Though Google Translate is one of the most powerful language translation tools, the company still thinks there’s room for major improvement. And it is now working towards creating a model which can translate phrases from one language to another automatically. Much like every other product, Google has been working on integrating machine learning translation techniques into this system as well. And today seems to be the day, we can finally see it in action.
Google Neural Machine Translation system, or GNMT which utilizes state-of-the-art training techniques for improved translations has today been introduced into one of the most difficult language pair: Chinese to English. Let’s take a brief look into these complex machine learning models, and how they’re making complex translations easier.
Though phrase-based machine translation algorithms used to be the core of the translation service, the complexity of the same has evolved. For those unaware, phrase-based machine translation (PBMT) breaks an input sentence into corresponding words and phrases that’re translated independently. Each word of the input sentence will first broken down and translated, before joining them to form the final output sentence.
But, the research team has now started tinkering with Recurrent Neural Networks(RNN) to directly understand the mapping(or connection) between the input and output sequence. Also, here the input sentence is in one language while the output one is another. This drives us into our next and most important technique — that is being employed in today’s release — Neural Machine Translation (NMT).
We can all agree on the fact that we would require more computational power to parse more complex sentence — and even more for a composite language like Chinese. And this is where Google’s new and upgraded Neural Machine Translation system(or NMT) comes into play.
NMT, as stated in the blogpost, considers the entire input sentence as a unit for translation and this requires fewer engineering design choices as compare to PBMT. The research team has upgraded the power of NMT to work on very large data sets, and provide sufficiently fast and accurate translations to Google’s users and services.
The technical research paper gives us insight into several advances that reduce the computational overhead of the complete system as-a-whole. GNMT improves on the recognization of rare(or uncommon) words — that it previously got stuck at — by further breaking them into smaller blocks and treating them as individual translations.
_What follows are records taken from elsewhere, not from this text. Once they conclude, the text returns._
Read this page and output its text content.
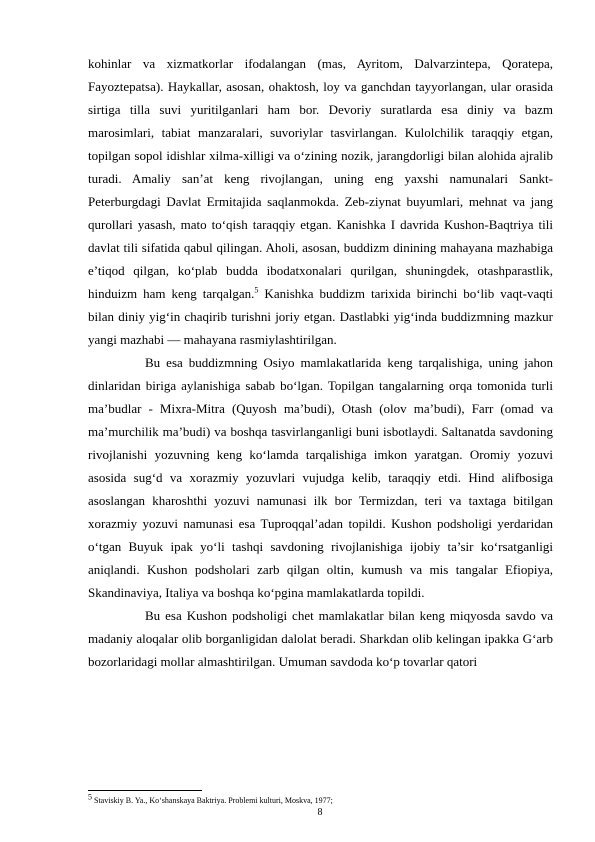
kohinlar va xizmatkorlar ifodalangan (mas, Ayritom, Dalvarzintepa, Qoratepa, Fayoztepatsa). Haykallar, asosan, ohaktosh, loy va ganchdan tayyorlangan, ular orasida sirtiga tilla suvi yuritilganlari ham bor. Devoriy suratlarda esa diniy va bazm marosimlari, tabiat manzaralari, suvoriylar tasvirlangan. Kulolchilik taraqqiy etgan, topilgan sopol idishlar xilma-xilligi va o‘zining nozik, jarangdorligi bilan alohida ajralib turadi. Amaliy san’at keng rivojlangan, uning eng yaxshi namunalari Sankt-Peterburgdagi Davlat Ermitajida saqlanmokda. Zeb-ziynat buyumlari, mehnat va jang qurollari yasash, mato to‘qish taraqqiy etgan. Kanishka I davrida Kushon-Baqtriya tili davlat tili sifatida qabul qilingan. Aholi, asosan, buddizm dinining mahayana mazhabiga e’tiqod qilgan, ko‘plab budda ibodatxonalari qurilgan, shuningdek, otashparastlik, hinduizm ham keng tarqalgan.$^5$ Kanishka buddizm tarixida birinchi bo‘lib vaqt-vaqti bilan diniy yig‘in chaqirib turishni joriy etgan. Dastlabki yig‘inda buddizmning mazkur yangi mazhabi — mahayana rasmiylashtirilgan.

Bu esa buddizmning Osiyo mamlakatlarida keng tarqalishiga, uning jahon dinlaridan biriga aylanishiga sabab bo‘lgan. Topilgan tangalarning orqa tomonida turli ma’budlar - Mixra-Mitra (Quyosh ma’budi), Otash (olov ma’budi), Farr (omad va ma’murchilik ma’budi) va boshqa tasvirlanganligi buni isbotlaydi. Saltanatda savdoning rivojlanishi yozuvning keng ko‘lamda tarqalishiga imkon yaratgan. Oromiy yozuvi asosida sug‘d va xorazmiy yozuvlari vujudga kelib, taraqqiy etdi. Hind alifbosiga asoslangan kharoshthi yozuvi namunasi ilk bor Termizdan, teri va taxtaga bitilgan xorazmiy yozuvi namunasi esa Tuproqqal’adan topildi. Kushon podsholigi yerdaridan o‘tgan Buyuk ipak yo‘li tashqi savdoning rivojlanishiga ijobiy ta’sir ko‘rsatganligi aniqlandi. Kushon podsholari zarb qilgan oltin, kumush va mis tangalar Efiopiya, Skandinaviya, Italiya va boshqa ko‘pgina mamlakatlarda topildi.

Bu esa Kushon podsholigi chet mamlakatlar bilan keng miqyosda savdo va madaniy aloqalar olib borganligidan dalolat beradi. Sharkdan olib kelingan ipakka G‘arb bozorlaridagi mollar almashtirilgan. Umuman savdoda ko‘p tovarlar qatori

$^5$ Staviskiy B. Ya., Ko‘shanskaya Baktriya. Problemi kulturi, Moskva, 1977;
8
The computational time has been reduced by using custom hardware and Tensor Processing Units for neural network training. The input-output process of the system is quite the same as earlier, but now forms a more unified in-out process. GNMT is the most advanced and so far the most effective tool to leverage machine learning in translation.
The image underneath gives us a peek into the translation procedure of a Chinese sentence to English using GNMT.
As the sentence enters the neural network, the Chinese sentence is broken down with its words encoded as a list of vectors — where each vector represents a single word. Once the complete sentence is read the decoder starts translating each word into English and it churns out the most suitable translation by paying close attention to a weighted distribution over the Chinese vectors relevant to that word.
Also, GNMT reduces translation errors by more than 55 to 85 per cent on several major language pairs, and makes a step closer to human-level accuracy. In lieu of today’s translation model release, more than 10,000 language pairs are currently supported by Google Translate and the team is working to roll it out to many more pairs over the coming months.